When solving any system of equations (2 unknown and 2 equations, 3 unknowns and three equations, 4 unknowns and 4 equations, and so on...) it's entirely possible you'll wind up with a contradiction, like 0=8, or some other nonsensical result. In this case, all it means that there is no solution that will satisfy all the equations. So, your assertion is correct.
That means that there is no single point that is on all three plans. As you also state, it could be that one plane intersects the other two, which may well be parallel. The easiest way to check that is to take the dot product of the vectors represented by two of the planes. For instance, say the first two planes are given by the equations:
A1x + B1y + C1z = D1
A2x + B2y + C2z = D2
So we could evaluate the dot product of the vector <A1 B1 C1> with <A2 B2 C2>:
<A1 B1 C1> ∙ <A2 B2 C2>
which evaluates to
(A1 * A2) + (B1 * B2) + (C1 * C2)
which you can obtain a numerical solution for.
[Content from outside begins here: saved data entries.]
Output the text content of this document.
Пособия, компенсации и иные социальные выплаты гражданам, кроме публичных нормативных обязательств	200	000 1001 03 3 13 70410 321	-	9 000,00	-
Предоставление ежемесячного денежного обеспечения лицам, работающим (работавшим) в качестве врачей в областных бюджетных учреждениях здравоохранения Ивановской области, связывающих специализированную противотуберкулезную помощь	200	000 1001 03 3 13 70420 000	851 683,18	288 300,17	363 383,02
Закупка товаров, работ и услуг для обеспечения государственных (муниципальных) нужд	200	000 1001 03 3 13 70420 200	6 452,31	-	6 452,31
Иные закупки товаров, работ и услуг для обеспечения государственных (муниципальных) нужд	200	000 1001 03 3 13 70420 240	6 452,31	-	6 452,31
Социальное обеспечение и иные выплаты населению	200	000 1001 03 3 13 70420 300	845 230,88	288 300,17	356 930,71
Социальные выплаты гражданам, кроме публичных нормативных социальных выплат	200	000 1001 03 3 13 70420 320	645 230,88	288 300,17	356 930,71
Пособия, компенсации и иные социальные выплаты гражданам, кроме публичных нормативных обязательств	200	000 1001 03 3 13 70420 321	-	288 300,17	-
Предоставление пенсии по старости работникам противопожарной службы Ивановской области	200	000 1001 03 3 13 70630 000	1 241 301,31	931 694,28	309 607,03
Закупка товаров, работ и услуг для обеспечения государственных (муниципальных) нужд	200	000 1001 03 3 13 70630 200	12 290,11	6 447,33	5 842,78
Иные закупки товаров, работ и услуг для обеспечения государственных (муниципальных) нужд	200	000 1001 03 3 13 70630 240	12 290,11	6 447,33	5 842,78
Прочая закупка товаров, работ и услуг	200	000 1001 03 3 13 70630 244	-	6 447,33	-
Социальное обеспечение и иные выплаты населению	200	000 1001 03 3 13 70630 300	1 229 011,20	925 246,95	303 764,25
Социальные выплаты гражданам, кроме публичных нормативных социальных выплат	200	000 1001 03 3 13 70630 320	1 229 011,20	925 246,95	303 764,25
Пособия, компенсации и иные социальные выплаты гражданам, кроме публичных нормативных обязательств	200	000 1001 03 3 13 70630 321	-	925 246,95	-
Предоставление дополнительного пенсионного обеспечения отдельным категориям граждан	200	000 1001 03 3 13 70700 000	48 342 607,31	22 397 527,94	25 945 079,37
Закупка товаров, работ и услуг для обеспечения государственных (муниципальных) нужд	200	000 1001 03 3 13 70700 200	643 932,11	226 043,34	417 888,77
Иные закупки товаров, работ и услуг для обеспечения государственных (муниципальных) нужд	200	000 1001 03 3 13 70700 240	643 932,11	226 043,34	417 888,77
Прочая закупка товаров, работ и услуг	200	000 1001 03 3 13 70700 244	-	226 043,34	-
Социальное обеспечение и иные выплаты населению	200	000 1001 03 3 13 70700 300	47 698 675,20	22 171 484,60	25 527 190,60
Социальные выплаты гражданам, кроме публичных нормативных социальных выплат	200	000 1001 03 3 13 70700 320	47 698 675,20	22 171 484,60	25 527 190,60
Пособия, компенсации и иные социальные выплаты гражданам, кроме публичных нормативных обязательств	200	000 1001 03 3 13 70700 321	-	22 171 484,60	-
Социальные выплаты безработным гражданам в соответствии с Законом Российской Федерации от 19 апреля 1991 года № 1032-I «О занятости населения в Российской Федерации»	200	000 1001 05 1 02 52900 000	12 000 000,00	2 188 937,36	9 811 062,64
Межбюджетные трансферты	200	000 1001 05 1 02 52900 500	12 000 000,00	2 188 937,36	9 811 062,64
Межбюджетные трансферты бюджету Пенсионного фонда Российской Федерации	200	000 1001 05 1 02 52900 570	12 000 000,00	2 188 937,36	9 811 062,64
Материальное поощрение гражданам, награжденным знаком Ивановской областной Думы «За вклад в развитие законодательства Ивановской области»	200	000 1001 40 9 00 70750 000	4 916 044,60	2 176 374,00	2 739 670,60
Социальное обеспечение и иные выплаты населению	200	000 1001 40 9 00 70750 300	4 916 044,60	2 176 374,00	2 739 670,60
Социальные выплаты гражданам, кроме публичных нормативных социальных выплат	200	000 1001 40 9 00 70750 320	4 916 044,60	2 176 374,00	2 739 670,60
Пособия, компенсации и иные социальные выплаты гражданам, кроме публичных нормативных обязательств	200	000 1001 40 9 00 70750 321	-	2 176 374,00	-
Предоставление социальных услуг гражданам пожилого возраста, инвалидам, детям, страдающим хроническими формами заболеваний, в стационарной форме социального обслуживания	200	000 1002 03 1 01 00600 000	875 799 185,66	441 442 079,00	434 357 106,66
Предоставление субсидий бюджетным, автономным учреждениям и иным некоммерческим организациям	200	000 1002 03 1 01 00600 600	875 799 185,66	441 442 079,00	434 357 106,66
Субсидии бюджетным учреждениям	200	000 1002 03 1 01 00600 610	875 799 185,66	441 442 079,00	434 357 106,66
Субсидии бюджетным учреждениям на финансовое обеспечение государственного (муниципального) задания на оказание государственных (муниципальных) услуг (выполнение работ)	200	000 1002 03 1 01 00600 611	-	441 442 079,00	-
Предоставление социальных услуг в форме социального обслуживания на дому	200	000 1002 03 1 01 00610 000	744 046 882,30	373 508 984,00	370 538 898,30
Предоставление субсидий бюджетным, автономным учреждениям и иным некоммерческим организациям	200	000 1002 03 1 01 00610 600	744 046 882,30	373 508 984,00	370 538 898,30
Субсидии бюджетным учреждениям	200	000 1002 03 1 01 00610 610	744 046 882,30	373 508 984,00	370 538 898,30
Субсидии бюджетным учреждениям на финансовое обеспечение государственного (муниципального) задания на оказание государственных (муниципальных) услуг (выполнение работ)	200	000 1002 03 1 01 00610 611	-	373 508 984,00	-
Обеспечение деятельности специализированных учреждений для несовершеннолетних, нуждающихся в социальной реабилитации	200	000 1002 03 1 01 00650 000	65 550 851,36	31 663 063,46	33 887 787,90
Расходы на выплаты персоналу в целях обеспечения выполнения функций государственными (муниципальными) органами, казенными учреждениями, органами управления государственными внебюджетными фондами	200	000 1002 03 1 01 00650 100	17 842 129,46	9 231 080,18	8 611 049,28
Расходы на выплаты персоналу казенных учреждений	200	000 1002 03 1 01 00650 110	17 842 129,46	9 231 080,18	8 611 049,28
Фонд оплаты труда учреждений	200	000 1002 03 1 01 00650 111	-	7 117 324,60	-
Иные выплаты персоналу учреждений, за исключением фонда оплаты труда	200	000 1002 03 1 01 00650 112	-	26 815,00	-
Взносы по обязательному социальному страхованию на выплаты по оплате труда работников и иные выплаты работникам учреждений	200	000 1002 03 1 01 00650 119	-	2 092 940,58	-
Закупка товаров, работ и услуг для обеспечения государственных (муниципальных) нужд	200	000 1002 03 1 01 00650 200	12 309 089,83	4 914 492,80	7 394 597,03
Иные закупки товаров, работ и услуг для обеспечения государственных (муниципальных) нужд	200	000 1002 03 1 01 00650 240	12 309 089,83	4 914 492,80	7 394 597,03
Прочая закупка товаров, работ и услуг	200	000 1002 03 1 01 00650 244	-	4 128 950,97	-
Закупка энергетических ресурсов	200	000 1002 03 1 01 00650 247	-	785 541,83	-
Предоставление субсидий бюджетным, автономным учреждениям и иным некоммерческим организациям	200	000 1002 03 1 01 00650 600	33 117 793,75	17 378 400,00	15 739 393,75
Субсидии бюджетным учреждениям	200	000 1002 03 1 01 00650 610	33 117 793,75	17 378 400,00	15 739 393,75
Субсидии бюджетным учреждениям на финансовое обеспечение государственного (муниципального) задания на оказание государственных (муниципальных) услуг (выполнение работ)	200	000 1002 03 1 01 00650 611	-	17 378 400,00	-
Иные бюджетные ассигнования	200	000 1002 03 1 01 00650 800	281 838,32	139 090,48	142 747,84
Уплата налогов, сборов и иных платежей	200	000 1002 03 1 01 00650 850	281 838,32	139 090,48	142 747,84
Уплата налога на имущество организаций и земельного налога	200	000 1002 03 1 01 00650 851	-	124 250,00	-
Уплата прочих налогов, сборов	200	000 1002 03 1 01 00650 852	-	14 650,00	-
The two planes are perpendicular to one another if this evaluates to zero. Otherwise, they are not perpendicular to one another.
The two planes are parallel if A1,B1, and C1 are all the same multiple of A2, B2, and C2 respectively. For example, the two planes
6x - 3y + (3/2)z = 0
12x - 6y + 3z = 0
Are parallel, because the second plane's coefficients are all factors of 2 of the first.
You can evaluate all the planes in this manner to see which two (if any) are parallel, perpendicular, or otherwise to one another.